Pakistan's MQM 'received Indian funding' - BBC News
By Owen Bennett-Jones
BBC News
The MQM has a loyal support base among the Mohajir community
Officials
in Pakistan's MQM party have told the UK authorities they received
Indian government funds, the BBC learnt from an authoritative Pakistani
source.
UK authorities investigating the MQM for alleged money laundering also found a list of weapons in an MQM property.
A Pakistani official has told the BBC that India has trained hundreds of MQM militants over the last 10 years.
The Indian authorities described the claims as "completely baseless". The MQM said it was not going to comment.
With
24 members in the National Assembly, the Muttahida Quami Movement (MQM)
has long been a dominant force in the politics of Pakistan's largest
city, Karachi.
British authorities held formal recorded
interviews with senior MQM officials who told them the party was
receiving Indian funding, the BBC was told.
Meanwhile a Pakistani
official has told the BBC that India has trained hundreds of MQM
militants in explosives, weapons and sabotage over the last 10 years in
camps in north and north-east India.
Before 2005-2006 the training was given to a small number of mid-ranking members of the MQM, the official said.
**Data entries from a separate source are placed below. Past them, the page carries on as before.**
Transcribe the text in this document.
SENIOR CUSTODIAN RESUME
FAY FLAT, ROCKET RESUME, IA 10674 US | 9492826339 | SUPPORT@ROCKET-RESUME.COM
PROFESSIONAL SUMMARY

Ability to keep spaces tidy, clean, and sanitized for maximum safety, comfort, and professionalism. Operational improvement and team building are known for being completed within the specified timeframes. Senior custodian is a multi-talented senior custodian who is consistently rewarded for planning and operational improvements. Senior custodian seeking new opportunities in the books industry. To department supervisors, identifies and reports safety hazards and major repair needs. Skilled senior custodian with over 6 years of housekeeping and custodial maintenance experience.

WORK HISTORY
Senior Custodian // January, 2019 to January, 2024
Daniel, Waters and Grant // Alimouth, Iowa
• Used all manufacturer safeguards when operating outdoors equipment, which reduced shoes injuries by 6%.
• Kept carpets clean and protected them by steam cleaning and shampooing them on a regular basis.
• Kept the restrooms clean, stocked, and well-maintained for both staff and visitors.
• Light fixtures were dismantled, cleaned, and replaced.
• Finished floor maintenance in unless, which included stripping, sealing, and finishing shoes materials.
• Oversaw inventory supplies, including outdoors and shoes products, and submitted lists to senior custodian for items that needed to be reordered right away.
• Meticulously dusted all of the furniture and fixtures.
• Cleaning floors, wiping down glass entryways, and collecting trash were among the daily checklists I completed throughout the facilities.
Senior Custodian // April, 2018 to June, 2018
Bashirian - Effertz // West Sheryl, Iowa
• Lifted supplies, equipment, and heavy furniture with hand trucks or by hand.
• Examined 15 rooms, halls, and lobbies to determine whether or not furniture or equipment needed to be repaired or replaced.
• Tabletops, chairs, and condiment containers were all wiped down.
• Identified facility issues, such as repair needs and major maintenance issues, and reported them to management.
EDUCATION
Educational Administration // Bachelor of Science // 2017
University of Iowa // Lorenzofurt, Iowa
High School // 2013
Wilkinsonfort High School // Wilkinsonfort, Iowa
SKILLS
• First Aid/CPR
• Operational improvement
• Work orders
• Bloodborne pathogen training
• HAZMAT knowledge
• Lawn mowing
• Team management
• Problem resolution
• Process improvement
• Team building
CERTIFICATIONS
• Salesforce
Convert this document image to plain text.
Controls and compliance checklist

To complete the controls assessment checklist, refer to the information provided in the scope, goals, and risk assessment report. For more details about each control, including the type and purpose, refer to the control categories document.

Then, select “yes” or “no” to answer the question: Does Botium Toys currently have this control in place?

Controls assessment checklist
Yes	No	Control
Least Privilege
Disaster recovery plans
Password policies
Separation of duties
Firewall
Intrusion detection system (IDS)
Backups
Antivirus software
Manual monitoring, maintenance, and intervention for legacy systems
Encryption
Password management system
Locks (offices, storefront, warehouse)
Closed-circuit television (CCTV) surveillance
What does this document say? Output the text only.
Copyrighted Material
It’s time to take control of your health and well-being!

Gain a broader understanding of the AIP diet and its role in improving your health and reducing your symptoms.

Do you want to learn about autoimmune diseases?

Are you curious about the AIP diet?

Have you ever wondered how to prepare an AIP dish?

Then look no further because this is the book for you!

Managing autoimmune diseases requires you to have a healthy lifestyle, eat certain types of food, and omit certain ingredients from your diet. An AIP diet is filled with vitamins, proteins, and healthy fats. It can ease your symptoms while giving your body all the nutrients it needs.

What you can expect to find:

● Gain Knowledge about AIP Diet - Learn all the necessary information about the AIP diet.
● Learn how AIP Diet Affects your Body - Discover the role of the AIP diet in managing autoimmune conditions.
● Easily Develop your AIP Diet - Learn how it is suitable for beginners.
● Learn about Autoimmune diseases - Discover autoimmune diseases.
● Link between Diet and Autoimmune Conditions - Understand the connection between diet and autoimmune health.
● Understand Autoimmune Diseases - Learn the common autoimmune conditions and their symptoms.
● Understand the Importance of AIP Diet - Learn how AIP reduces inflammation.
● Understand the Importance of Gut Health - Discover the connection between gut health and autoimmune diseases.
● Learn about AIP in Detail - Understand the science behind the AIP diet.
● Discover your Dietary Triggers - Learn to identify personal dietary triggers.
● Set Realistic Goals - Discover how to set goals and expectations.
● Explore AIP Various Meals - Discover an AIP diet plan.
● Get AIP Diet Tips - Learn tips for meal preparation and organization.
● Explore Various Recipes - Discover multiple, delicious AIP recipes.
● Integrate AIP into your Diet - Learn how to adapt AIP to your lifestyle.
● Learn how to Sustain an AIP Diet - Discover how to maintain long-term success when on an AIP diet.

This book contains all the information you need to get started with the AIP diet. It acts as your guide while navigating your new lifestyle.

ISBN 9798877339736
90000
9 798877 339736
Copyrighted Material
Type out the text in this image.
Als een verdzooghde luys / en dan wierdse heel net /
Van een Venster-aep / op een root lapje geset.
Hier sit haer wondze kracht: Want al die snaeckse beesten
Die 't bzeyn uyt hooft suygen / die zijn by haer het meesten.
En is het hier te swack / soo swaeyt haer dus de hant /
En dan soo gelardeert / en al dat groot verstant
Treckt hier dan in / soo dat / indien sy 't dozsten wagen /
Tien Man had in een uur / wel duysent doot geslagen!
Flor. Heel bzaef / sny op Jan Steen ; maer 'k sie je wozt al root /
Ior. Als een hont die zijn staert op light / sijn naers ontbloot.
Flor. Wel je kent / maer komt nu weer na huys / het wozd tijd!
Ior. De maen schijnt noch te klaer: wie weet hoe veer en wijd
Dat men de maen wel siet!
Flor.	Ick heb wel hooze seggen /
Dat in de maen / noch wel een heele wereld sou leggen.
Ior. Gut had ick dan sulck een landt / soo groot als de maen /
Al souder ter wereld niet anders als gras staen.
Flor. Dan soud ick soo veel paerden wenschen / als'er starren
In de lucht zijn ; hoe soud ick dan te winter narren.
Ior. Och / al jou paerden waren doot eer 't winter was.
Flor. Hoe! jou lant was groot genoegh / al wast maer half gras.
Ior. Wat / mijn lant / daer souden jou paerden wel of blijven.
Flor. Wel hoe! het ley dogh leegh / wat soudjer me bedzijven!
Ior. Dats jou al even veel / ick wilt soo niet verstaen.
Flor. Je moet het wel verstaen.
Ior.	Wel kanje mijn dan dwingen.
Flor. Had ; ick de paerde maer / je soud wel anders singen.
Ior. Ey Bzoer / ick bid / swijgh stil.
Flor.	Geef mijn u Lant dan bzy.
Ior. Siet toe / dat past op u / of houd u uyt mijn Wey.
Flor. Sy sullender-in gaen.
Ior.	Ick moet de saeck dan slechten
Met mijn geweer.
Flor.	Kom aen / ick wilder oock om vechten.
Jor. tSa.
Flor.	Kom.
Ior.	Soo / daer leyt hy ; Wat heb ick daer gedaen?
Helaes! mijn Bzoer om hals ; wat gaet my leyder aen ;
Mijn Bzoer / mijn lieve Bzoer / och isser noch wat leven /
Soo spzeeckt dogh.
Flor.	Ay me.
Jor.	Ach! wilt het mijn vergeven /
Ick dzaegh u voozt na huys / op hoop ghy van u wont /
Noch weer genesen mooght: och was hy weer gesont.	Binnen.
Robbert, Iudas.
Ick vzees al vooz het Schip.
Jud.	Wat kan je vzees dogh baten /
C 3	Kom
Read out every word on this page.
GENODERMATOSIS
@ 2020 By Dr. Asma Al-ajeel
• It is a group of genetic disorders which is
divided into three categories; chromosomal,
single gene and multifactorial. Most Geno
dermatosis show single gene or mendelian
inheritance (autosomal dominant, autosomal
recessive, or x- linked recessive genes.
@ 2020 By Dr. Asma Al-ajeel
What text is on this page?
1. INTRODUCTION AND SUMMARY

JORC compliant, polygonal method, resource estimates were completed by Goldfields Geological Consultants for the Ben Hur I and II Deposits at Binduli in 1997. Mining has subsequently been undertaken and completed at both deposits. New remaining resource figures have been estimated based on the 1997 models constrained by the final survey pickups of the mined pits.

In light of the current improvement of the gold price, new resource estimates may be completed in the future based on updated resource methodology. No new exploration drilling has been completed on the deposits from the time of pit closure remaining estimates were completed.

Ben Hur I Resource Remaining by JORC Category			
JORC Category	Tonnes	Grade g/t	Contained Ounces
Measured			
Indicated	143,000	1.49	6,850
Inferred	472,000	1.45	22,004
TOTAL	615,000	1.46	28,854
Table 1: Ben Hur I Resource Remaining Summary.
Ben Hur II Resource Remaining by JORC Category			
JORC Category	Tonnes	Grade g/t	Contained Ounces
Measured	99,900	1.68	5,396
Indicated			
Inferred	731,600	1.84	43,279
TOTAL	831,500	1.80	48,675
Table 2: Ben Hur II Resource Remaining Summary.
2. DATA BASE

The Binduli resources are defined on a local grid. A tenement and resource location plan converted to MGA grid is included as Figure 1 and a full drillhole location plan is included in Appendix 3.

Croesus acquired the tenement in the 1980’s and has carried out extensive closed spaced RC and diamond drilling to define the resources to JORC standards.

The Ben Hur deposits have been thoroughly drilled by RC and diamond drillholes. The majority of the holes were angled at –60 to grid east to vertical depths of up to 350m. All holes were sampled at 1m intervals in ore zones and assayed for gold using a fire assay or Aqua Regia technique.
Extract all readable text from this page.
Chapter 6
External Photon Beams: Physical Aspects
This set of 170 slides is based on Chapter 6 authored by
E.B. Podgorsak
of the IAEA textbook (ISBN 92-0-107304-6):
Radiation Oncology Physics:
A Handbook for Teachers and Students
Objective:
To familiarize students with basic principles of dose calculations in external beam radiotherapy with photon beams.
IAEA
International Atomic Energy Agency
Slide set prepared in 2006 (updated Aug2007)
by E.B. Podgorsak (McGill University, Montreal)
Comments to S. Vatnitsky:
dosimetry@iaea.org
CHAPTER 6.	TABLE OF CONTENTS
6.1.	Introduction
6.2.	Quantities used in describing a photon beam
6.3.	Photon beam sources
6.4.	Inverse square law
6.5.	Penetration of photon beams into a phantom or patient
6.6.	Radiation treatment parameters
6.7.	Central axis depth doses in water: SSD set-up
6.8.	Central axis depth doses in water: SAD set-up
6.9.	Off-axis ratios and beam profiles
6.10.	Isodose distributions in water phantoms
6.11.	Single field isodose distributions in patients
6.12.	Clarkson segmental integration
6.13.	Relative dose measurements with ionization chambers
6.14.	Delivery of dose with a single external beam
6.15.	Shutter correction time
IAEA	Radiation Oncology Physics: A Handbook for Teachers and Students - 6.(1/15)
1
More recently greater numbers of more junior party members have been trained.
The arrest of Altaf Hussain prompted unrest in Karachi
The claims follow the statement
of a senior Karachi police officer that two arrested MQM militants said
they had been trained in India. In April Rao Anwar gave details of how
the two men went to India via Thailand to be trained by the Indian
intelligence agency RAW.
In response MQM leader Altaf Hussain issued a tirade of abuse at Rao Anwar.
Asked
about the claims of Indian funding and training of the MQM, the Indian
High Commission in London said: "Shortcomings of governance cannot be
rationalised by blaming neighbours."
The UK authorities started
investigating the MQM in 2010 when a senior party leader, Imran Farooq,
was stabbed to death outside his home in north London.
In the
course of those inquiries the police found around £500,000 ($787,350) in
the MQM's London offices and in the home of MQM leader Altaf Hussain.
That prompted a second investigation into possible money laundering.
Born in Karachi in 1953 to a middle-class family; studied pharmacy at university.
Formed MQM party in 1984 to represent Mohajirs - descendants of Urdu-speaking Muslims who migrated from India to Pakistan.
Requested political asylum in UK in 1992, later gained British citizenship; continues to run MQM from north London.
In
the course of the inquiries the UK authorities found a list itemising
weapons, including mortars, grenades and bomb-making equipment in an MQM
property, according to Pakistani media reports that the BBC believes to
be credible. The list included prices for the weapons. Asked about the
list, the MQM made no response.
As the UK police investigations
have progressed, the British judiciary has been taking an increasingly
tough line on the MQM. Back in 2011 a British judge adjudicating an
asylum appeal case found that "the MQM has killed over 200 police
officers who have stood up against them in Karachi".
Last year
another British judge hearing another such case found: "There is
overwhelming objective evidence that the MQM for decades had been using
violence."
The MQM is also under pressure in Pakistan. In March
the country's security forces raided the party's Karachi headquarters.
They claimed to have found a significant number of weapons there. The
MQM said they were planted.
The MQM has the ability to put thousands of protesters on the streets of Karachi
The party has a solid support
base made up of the Mohajirs, or refugees who left India at the time of
partition so that they could settle in Pakistan.
The Mohajirs
complain that they have been the subject of sustained discrimination in
Pakistan. The MQM insists it is a peaceful, secular party representing
the interests of the middle classes in Pakistan.
As well as its
electoral base, the MQM has formidable street power. When it orders a
strike the streets empty and the whole of Karachi grinds to a halt.
Altaf
Husain has lived in self-imposed exile in the UK for more than 20
years. He was given a British passport in 2002. For many years the party
has been accused of using violence to impose its will in Karachi.
A
number of MQM officials, including Altaf Hussain, have been arrested in
relation to the money-laundering case but no-one has been charged. The
party insists that all its funds are legitimate and that most of them
come from donors in the business community in Karachi.
India has
long accused Pakistani officials of involvement in sponsoring militant
attacks in India. Delhi, for example, has demanded that Pakistan take
firmer action against those suspected of plotting and managing the
Mumbai attacks of 2008.
The latest developments in the MQM case
suggest that Pakistan will now counter such complaints with demands that
India stop sponsoring violent forces in Karachi.